BibTeX entry and citation info
@misc{herzig2020tapas,
title={TAPAS: Weakly Supervised Table Parsing via Pre-training},
author={Jonathan Herzig and Paweł Krzysztof Nowak and Thomas Müller and Francesco Piccinno and Julian Martin Eisenschlos},
year={2020},
eprint={2004.02349},
archivePrefix={arXiv},
primaryClass={cs.IR}
}
@misc{eisenschlos2020understanding,
title={Understanding tables with intermediate pre-training},
author={Julian Martin Eisenschlos and Syrine Krichene and Thomas Müller},
year={2020},
eprint={2010.00571},
archivePrefix={arXiv},
primaryClass={cs.CL}
}
@InProceedings{iyyer2017search-based,
author = {Iyyer, Mohit and Yih, Scott Wen-tau and Chang, Ming-Wei},
title = {Search-based Neural Structured Learning for Sequential Question Answering},
booktitle = {Proceedings of the 55th Annual Meeting of the Association for Computational Linguistics},
year = {2017},
month = {July},
abstract = {Recent work in semantic parsing for question answering has focused on long and complicated questions, many of which would seem unnatural if asked in a normal conversation between two humans.

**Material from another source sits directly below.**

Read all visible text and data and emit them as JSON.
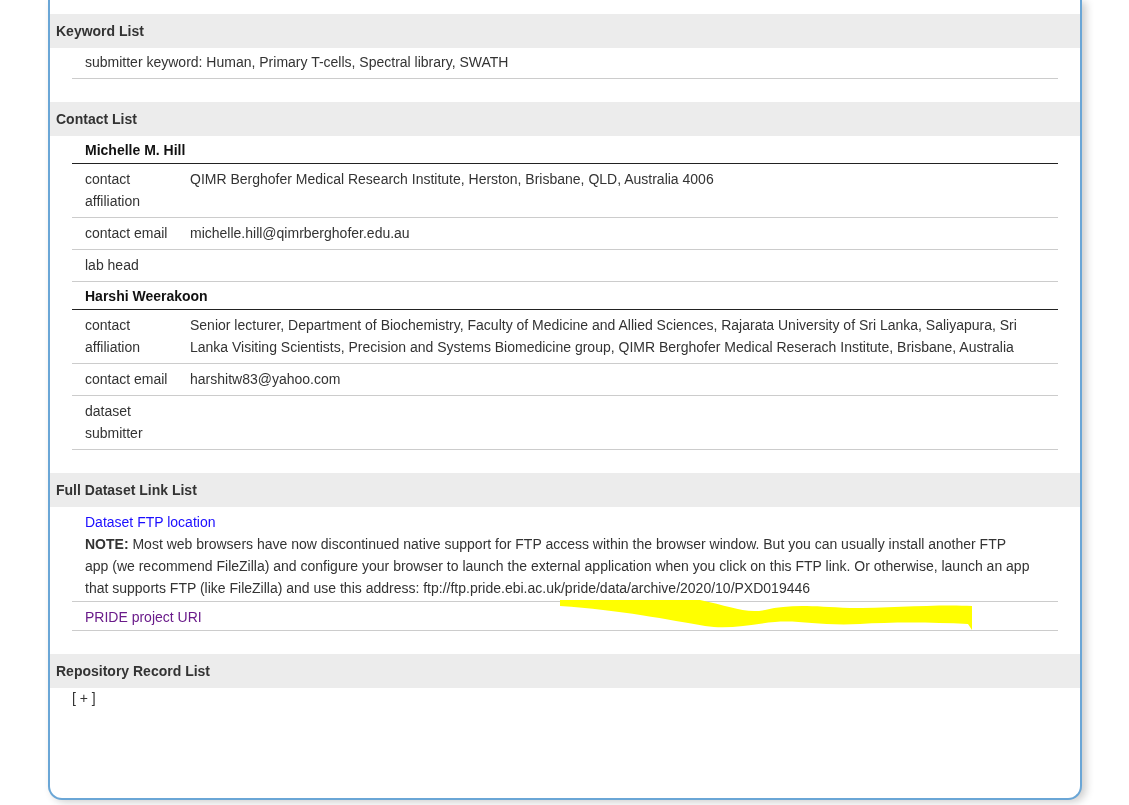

In an effort to explore a conversational QA setting, we present a more realistic task: answering sequences of simple but inter-related questions. We collect a dataset of 6,066 question sequences that inquire about semi-structured tables from Wikipedia, with 17,553 question-answer pairs in total. To solve this sequential question answering task, we propose a novel dynamic neural semantic parsing framework trained using a weakly supervised reward-guided search. Our model effectively leverages the sequential context to outperform state-of-the-art QA systems that are designed to answer highly complex questions.},
publisher = {Association for Computational Linguistics},
url = {https://www.microsoft.com/en-us/research/publication/search-based-neural-structured-learning-sequential-question-answering/},
}
📄 License
This model is released under the apache - 2.0 license.